ASHULIA: Bangladesh garment factories reopened Wednesday as hundreds of thousands of workers returned to key manufacturing hubs after days of violent protests demanding a near-tripling of the minimum wage.
The South Asian country has been rocked by the worst labor unrest in a decade, with tens of thousands of workers clashing with police for a 23,000 taka ($208) minimum monthly wage, up from the 8,300 taka set by the government five years ago.
Bangladesh’s 3,500 garment factories account for around 85 percent of its $55 billion in annual exports, supplying many of the world’s top brands including Levi’s, Zara and H&M.
But conditions are dire for many of the sector’s 4 million workers who have been hard hit by soaring prices of food, house rents and costs of education and healthcare.
Rights groups have said that many workers are half-starving, and union leaders accused police of instilling a “climate of fear.”
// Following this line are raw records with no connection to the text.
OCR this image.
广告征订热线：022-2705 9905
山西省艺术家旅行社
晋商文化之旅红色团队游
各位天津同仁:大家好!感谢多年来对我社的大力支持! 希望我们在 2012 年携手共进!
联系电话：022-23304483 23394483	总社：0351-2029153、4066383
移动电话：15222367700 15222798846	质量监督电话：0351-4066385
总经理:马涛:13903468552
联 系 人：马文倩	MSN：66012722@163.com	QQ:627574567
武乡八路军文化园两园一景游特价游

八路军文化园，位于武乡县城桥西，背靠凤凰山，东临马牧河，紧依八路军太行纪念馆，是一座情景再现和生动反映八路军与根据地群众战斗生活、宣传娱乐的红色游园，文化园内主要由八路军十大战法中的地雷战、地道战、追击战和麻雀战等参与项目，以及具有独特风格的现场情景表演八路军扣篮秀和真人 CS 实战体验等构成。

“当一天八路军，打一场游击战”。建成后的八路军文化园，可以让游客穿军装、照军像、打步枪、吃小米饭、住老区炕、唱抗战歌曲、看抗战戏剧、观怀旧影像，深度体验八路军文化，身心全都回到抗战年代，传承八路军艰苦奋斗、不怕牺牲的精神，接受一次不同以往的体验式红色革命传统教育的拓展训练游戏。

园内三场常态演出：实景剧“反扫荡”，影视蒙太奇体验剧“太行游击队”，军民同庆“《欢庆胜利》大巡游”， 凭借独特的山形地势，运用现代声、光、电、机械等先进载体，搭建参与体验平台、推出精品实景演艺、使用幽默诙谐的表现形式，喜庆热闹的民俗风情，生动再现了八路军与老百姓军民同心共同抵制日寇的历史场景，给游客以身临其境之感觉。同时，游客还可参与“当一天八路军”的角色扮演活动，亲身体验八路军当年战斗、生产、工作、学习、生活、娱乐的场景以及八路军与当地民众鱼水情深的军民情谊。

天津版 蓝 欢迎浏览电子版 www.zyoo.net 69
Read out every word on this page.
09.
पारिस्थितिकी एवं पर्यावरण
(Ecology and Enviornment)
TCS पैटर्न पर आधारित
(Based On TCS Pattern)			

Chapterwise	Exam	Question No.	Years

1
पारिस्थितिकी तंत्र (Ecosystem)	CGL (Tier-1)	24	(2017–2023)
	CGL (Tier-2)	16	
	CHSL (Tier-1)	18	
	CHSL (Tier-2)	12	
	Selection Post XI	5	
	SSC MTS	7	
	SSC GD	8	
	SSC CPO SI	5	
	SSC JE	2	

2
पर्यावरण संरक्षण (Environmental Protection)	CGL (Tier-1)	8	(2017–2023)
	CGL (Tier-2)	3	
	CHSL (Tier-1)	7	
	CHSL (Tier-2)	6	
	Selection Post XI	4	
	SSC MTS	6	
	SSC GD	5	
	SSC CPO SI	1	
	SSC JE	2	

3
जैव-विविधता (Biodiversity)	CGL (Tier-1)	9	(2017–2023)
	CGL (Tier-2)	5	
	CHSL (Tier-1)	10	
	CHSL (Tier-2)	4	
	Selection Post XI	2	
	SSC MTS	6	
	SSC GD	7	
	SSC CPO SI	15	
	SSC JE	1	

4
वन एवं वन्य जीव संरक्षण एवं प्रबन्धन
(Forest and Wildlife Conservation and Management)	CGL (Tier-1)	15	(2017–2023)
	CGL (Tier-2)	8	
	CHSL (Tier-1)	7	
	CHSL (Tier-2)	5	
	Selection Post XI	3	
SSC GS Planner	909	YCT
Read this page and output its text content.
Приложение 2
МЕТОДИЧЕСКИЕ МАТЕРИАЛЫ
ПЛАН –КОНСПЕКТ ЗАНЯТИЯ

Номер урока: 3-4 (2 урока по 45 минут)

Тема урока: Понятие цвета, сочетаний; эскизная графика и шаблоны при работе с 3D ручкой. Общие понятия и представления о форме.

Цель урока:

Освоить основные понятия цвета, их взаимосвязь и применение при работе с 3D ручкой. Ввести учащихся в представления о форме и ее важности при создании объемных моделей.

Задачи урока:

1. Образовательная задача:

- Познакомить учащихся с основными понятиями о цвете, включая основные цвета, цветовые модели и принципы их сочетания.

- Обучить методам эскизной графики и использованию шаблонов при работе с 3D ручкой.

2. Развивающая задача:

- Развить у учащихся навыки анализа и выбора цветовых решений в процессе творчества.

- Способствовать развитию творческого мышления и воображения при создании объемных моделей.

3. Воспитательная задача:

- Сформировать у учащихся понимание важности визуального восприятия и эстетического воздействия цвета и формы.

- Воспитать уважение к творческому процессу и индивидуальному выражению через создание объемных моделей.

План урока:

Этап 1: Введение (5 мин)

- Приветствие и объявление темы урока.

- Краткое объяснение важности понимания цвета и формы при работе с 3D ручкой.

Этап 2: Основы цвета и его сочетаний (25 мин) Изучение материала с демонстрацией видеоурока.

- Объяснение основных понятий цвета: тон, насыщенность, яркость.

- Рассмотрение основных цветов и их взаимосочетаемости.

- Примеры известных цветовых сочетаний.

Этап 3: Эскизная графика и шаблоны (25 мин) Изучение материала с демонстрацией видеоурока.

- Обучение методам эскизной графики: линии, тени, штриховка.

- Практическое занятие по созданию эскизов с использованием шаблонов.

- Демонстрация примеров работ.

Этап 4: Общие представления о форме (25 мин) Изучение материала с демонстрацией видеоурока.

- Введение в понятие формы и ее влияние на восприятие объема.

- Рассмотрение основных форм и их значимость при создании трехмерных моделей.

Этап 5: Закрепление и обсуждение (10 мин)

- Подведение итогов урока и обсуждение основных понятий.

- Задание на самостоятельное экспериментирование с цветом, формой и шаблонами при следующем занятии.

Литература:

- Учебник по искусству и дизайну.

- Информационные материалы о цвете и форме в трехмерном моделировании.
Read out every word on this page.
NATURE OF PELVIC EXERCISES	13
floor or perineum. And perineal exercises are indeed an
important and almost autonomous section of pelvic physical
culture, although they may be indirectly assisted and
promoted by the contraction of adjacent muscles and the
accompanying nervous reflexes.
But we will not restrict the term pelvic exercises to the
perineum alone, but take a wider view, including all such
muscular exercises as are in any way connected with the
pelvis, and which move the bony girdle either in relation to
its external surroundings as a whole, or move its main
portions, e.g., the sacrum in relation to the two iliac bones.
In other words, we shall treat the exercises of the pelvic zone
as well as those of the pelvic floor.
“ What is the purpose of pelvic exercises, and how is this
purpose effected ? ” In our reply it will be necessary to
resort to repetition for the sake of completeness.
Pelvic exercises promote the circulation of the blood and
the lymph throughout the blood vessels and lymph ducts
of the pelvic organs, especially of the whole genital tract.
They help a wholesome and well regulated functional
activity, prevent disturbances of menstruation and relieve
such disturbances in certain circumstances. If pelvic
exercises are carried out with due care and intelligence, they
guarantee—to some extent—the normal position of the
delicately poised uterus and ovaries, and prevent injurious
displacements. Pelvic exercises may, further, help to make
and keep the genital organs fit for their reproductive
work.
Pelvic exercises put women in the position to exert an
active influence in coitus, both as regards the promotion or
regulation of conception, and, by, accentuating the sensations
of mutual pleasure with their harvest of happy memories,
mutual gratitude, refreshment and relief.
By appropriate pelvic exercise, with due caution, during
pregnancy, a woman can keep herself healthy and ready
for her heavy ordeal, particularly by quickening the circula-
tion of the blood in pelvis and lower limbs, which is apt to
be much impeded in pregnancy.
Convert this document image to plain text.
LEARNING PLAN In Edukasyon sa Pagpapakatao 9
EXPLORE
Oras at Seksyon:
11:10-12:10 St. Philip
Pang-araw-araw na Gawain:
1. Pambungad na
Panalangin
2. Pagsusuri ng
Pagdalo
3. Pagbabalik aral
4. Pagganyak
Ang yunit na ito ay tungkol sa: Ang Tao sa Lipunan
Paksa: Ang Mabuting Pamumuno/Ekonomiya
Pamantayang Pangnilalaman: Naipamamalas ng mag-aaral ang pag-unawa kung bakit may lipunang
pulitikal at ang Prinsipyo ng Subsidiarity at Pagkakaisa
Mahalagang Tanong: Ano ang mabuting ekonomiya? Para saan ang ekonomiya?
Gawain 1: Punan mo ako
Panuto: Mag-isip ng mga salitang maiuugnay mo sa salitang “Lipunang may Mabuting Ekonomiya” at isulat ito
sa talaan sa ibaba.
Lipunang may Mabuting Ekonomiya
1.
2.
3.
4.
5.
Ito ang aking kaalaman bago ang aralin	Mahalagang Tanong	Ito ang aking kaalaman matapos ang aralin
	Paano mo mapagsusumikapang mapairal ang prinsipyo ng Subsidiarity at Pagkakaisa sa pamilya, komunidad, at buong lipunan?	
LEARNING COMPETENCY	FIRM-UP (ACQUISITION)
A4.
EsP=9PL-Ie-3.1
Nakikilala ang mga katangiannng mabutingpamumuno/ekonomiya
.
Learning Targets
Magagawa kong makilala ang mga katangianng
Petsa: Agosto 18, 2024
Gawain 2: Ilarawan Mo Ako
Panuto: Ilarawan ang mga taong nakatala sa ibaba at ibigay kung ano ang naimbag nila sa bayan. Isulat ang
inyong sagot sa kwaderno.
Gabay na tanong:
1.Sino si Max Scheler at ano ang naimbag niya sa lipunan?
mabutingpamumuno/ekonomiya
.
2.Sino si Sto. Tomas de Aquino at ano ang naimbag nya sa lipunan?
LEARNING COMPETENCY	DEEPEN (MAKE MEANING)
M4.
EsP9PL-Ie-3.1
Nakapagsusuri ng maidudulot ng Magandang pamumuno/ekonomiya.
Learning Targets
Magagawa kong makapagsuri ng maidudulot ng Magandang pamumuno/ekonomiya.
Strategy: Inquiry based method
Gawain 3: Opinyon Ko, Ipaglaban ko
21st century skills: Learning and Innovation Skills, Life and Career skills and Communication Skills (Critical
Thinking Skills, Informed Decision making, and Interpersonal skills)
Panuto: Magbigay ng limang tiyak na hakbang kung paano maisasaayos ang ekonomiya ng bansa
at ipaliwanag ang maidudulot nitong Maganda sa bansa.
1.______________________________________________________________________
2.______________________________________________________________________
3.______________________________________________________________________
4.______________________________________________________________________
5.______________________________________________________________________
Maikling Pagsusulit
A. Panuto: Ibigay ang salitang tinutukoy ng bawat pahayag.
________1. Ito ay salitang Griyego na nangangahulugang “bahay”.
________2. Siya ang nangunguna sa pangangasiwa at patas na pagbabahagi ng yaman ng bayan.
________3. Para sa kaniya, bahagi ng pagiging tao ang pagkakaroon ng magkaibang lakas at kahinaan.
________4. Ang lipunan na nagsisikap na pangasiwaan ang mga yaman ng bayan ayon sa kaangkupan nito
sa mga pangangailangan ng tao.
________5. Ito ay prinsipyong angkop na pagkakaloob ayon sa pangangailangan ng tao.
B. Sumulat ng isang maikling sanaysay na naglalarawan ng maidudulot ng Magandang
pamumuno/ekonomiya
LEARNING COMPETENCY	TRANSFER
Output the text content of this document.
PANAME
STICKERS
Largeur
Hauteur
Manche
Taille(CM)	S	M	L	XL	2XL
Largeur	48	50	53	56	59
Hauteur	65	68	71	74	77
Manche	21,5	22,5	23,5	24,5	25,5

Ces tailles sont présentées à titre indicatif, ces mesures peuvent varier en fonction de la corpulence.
A government-appointed panel raised the sector’s wage last week by 56.25 percent to 12,500 taka, but garment workers have rejected the hike, sparking further protests with at least 70 factories ransacked.
Top union leader Babul Akhter said on Wednesday that while they still rejected the new minimum wage, he urged workers to return to factories.
“We’ve not budged from our demand for 23,000 minimum wage,” Akhter told AFP.
He called on the government to release all arrested workers and drop charges against others.
At least 10,000 unidentified garment workers were charged with violence as part of the recent crackdown, according to authorities.
Police said scores of factories, which were shut down due to the protests at the main trouble spots of Ashulia and Gazipur last week, reopened after the manufacturers held talks with workers over the past two days.
“Hundreds of thousands of workers entered the factories,” Sarwar Alam, the head of Ashulia industrial police unit, told AFP.
“There is no violence. All factories are open.”